The man in the dark said, “that is no longer possible. These beings will take this from you. All of it.”
“Why are you telling me this, stranger?”
He chuckled. “Because I smell the blood of an angel on you. To kill one without a Power Suit is amazing. You would be the most powerful warrior I have ever known.”
“I need to run away.”
“To where? This is your place of escape, isn’t it? They are already here. You are found.”
“Because they led them here.”
“They would have found you anyway.”
Quinton got angry, “I just want to kill those damn things!”
“I can make that happen, my friend.”
Busby was pulled out the hole in the ground after Sadler had been. The first boy wailed as the angel removed the smooth speartip from his foot. Sadler lay on the ground now, whimpering.
Busby thought about kicking at the angel. He wondered where his sword had gone?
Two angels seemed to be assessing their captured prey, but had not moved to kill either of them.
The ground shook. Birds flew out of the trees in alarm as they began to sway back and forth.
Another shock made the dirt tremble, and the sounds of dozens of handmade traps triggered–snapping of ropes, logs falling, and so on.
The angels looked around confused.
A green armored hand reached from the dirt and grabbed an angel by its foot. The creature looked down and shrieked as it was suddenly submerged to its waist in soil.
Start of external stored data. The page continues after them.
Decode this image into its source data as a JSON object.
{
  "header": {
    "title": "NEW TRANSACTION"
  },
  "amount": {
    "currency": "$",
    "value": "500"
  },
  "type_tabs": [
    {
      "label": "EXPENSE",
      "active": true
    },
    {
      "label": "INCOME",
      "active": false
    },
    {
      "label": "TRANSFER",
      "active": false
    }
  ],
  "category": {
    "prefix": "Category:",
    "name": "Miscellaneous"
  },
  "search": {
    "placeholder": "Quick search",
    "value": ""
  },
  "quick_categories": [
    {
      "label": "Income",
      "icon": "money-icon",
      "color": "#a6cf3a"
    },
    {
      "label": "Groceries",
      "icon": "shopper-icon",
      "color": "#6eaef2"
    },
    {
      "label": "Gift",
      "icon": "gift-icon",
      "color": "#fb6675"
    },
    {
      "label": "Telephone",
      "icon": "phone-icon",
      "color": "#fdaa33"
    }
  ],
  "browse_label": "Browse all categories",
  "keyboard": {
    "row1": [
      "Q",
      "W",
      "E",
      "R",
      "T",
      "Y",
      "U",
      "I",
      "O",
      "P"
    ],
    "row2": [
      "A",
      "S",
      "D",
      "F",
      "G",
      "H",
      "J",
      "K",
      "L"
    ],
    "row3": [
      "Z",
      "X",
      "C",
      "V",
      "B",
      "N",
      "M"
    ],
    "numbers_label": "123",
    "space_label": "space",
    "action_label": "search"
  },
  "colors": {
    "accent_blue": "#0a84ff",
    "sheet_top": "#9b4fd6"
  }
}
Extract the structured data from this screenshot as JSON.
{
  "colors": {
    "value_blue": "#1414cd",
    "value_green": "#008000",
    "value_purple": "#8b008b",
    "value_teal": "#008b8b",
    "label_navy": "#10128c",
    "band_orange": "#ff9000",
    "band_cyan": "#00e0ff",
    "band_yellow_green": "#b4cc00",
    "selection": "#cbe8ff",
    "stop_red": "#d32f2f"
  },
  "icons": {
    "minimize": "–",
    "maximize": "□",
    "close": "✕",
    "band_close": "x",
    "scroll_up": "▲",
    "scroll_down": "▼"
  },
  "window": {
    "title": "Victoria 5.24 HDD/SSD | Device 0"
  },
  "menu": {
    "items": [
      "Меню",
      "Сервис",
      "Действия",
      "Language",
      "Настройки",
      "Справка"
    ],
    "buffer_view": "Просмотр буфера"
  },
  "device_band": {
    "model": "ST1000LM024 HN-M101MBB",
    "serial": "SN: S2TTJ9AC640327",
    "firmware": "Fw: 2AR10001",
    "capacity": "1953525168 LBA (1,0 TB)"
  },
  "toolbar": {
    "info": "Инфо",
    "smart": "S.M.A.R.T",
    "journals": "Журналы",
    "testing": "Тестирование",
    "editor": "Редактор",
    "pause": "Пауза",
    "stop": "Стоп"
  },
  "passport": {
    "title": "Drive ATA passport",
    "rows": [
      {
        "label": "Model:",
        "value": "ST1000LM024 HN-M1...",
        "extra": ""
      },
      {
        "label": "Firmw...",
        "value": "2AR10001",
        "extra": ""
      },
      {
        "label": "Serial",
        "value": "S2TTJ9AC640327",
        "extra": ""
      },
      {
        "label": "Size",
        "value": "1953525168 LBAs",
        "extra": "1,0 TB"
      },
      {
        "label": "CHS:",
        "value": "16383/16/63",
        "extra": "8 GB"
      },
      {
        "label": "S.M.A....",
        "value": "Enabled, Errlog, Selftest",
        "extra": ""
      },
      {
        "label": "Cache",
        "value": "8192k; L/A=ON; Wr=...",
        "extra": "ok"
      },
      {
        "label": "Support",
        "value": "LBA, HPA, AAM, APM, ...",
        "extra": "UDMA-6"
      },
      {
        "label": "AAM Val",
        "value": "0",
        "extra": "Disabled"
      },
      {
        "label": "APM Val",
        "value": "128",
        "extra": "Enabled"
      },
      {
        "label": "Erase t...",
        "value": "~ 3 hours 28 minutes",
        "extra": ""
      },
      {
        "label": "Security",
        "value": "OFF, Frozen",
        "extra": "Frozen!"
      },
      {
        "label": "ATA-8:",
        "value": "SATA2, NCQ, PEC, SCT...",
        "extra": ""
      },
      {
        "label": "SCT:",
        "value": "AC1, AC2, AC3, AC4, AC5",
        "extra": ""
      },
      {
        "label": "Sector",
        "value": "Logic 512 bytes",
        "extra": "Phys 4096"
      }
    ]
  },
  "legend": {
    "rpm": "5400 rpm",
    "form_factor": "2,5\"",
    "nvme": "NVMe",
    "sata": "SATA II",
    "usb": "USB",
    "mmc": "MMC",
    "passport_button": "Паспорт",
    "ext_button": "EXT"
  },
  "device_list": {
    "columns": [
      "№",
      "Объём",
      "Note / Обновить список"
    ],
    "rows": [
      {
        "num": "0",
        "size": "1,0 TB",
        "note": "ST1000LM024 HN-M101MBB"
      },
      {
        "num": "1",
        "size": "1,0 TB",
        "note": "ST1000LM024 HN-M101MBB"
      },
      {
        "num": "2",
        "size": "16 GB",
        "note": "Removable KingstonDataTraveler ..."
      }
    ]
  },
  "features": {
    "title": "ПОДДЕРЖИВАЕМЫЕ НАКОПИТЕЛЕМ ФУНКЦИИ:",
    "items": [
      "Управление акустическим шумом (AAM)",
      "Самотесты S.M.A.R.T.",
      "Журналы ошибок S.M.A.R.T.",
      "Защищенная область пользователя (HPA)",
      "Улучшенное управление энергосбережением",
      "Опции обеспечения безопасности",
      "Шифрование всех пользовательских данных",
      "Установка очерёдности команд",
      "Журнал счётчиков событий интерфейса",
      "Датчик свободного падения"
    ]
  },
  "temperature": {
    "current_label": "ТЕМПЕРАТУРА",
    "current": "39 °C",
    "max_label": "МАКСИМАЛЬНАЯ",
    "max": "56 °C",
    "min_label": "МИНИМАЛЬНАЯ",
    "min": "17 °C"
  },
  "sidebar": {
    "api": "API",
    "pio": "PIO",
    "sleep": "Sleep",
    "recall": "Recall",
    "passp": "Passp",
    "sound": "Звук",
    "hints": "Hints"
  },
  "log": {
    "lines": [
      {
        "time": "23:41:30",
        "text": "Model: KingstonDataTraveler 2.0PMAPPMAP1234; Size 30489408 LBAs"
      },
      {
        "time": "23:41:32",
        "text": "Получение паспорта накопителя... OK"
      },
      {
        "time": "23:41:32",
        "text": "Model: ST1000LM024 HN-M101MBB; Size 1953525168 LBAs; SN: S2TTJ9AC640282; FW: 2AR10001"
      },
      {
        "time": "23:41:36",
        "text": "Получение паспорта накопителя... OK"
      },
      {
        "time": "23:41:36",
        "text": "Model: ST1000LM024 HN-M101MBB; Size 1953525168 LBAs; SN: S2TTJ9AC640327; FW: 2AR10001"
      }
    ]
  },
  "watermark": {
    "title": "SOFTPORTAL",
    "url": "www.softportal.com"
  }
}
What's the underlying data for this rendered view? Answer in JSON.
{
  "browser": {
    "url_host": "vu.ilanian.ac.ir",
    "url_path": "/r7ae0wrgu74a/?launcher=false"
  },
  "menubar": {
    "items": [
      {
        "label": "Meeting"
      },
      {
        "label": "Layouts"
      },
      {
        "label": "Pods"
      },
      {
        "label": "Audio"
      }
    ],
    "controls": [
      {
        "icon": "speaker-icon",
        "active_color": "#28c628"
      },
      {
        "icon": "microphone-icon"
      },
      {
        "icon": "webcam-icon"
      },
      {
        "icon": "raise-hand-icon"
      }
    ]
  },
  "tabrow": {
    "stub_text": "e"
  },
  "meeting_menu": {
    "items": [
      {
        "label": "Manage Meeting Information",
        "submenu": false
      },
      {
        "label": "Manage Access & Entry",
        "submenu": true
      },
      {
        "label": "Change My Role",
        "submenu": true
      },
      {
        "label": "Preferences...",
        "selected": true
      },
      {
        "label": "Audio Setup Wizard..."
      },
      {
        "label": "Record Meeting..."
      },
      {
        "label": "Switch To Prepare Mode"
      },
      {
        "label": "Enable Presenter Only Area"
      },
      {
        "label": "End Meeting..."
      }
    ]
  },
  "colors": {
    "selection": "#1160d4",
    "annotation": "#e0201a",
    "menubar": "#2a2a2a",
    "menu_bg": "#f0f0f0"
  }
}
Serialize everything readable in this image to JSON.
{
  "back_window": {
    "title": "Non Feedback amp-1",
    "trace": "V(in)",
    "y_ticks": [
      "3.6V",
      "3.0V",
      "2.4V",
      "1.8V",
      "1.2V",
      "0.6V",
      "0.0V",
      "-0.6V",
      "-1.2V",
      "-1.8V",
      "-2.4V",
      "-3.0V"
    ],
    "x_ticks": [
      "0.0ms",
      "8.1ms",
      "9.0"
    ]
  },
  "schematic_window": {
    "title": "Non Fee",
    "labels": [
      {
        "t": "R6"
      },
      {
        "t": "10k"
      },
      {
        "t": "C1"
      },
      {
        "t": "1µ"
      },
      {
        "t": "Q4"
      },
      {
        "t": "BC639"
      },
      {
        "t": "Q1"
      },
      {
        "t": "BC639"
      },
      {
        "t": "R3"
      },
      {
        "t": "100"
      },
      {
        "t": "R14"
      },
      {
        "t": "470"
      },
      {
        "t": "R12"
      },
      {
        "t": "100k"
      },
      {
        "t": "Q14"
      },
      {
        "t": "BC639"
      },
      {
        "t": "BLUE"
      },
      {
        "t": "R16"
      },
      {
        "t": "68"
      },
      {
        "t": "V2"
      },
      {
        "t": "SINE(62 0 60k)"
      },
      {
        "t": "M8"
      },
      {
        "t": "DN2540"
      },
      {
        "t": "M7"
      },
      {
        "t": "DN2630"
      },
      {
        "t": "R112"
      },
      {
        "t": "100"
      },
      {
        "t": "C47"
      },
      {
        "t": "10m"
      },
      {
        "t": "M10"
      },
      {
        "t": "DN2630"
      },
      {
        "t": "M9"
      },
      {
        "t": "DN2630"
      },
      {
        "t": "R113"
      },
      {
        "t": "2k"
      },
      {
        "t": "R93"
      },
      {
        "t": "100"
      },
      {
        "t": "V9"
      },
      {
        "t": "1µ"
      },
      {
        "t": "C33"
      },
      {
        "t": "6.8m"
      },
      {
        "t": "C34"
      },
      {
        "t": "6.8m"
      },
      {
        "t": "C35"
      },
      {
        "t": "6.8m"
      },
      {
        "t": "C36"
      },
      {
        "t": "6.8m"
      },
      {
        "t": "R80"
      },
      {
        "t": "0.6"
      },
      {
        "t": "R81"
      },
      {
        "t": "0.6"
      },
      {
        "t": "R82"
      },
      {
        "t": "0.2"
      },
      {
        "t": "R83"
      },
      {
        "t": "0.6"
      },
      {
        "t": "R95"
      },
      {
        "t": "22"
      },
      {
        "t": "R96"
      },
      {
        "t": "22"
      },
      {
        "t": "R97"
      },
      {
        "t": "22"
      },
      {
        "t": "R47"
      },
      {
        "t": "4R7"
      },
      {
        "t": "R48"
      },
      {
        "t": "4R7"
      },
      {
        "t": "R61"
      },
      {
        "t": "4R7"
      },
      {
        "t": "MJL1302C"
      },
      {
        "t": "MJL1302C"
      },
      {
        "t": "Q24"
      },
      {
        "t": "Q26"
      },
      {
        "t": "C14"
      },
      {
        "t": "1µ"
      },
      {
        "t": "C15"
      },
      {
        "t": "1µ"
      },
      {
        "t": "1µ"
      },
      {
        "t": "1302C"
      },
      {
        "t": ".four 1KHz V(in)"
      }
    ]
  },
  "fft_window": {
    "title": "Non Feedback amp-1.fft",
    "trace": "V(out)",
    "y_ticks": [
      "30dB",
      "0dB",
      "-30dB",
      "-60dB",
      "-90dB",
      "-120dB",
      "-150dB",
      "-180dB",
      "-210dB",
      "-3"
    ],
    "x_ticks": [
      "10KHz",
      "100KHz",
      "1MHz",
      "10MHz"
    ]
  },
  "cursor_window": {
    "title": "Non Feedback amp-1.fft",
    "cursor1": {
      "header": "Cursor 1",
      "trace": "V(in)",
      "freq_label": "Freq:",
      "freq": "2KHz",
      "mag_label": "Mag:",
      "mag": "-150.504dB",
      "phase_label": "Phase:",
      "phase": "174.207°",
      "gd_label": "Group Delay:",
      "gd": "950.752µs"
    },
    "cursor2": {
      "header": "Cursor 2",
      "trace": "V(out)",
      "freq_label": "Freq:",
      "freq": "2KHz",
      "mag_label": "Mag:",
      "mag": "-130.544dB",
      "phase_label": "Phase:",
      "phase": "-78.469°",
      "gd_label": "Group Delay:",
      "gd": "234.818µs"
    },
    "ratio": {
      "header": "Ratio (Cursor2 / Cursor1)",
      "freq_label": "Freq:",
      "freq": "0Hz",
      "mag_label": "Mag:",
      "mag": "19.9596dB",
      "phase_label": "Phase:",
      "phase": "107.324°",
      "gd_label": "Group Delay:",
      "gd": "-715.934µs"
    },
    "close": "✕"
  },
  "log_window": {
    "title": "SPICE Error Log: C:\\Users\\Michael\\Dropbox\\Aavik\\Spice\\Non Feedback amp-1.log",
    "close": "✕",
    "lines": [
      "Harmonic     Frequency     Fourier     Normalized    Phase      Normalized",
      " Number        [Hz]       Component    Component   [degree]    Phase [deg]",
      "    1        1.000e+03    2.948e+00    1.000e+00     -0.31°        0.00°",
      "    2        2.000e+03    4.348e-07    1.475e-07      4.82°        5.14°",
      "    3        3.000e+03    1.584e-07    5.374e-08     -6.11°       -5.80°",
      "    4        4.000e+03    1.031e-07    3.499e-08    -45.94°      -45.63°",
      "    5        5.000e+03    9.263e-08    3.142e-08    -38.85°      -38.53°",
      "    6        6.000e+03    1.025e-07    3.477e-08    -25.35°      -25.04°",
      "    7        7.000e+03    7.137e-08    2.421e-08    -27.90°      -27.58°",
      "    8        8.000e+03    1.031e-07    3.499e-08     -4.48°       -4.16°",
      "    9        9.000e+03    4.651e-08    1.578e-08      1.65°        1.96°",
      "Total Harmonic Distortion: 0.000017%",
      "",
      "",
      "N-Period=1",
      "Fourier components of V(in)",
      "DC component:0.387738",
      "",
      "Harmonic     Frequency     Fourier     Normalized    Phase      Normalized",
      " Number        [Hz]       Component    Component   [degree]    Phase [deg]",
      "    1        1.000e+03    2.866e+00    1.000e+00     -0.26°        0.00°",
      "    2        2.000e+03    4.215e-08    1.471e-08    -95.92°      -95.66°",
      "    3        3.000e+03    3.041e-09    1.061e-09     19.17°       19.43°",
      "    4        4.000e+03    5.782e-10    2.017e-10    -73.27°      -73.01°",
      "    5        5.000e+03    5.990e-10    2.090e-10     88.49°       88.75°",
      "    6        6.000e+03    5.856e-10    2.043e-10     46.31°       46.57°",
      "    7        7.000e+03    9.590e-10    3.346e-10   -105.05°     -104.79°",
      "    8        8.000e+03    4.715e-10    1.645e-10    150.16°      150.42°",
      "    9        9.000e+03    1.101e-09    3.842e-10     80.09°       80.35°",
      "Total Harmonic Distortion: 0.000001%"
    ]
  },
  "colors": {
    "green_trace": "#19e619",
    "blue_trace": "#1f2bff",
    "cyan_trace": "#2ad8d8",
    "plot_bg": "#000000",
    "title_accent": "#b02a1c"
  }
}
The Green Ranger armor exploded from the earth, its metallic plates shining in the light. Its design incorporated elements of wild animals into its motif, and numerous colored feathers hung from it.
It stomped the ground and the earth beneath the feet of the other angel erupted, sending it flying. The Green Ranger picked up a stick and it became surrounded by green energy. The object transformed into a massive hatchet, with a wicked curved blade.
With his mightiest warcry yet, the Green Ranger split the half-buried angle in half to the waist.
The other angel rose up from where it had been thrown, but the Ranger threw his Gatling Tomahawk the moment it did, nearly cutting the creature in twp.
He turned to look at the other two boys, and then specifically down at Sadler’s injury.
His faceplate slid back revealing Quinton.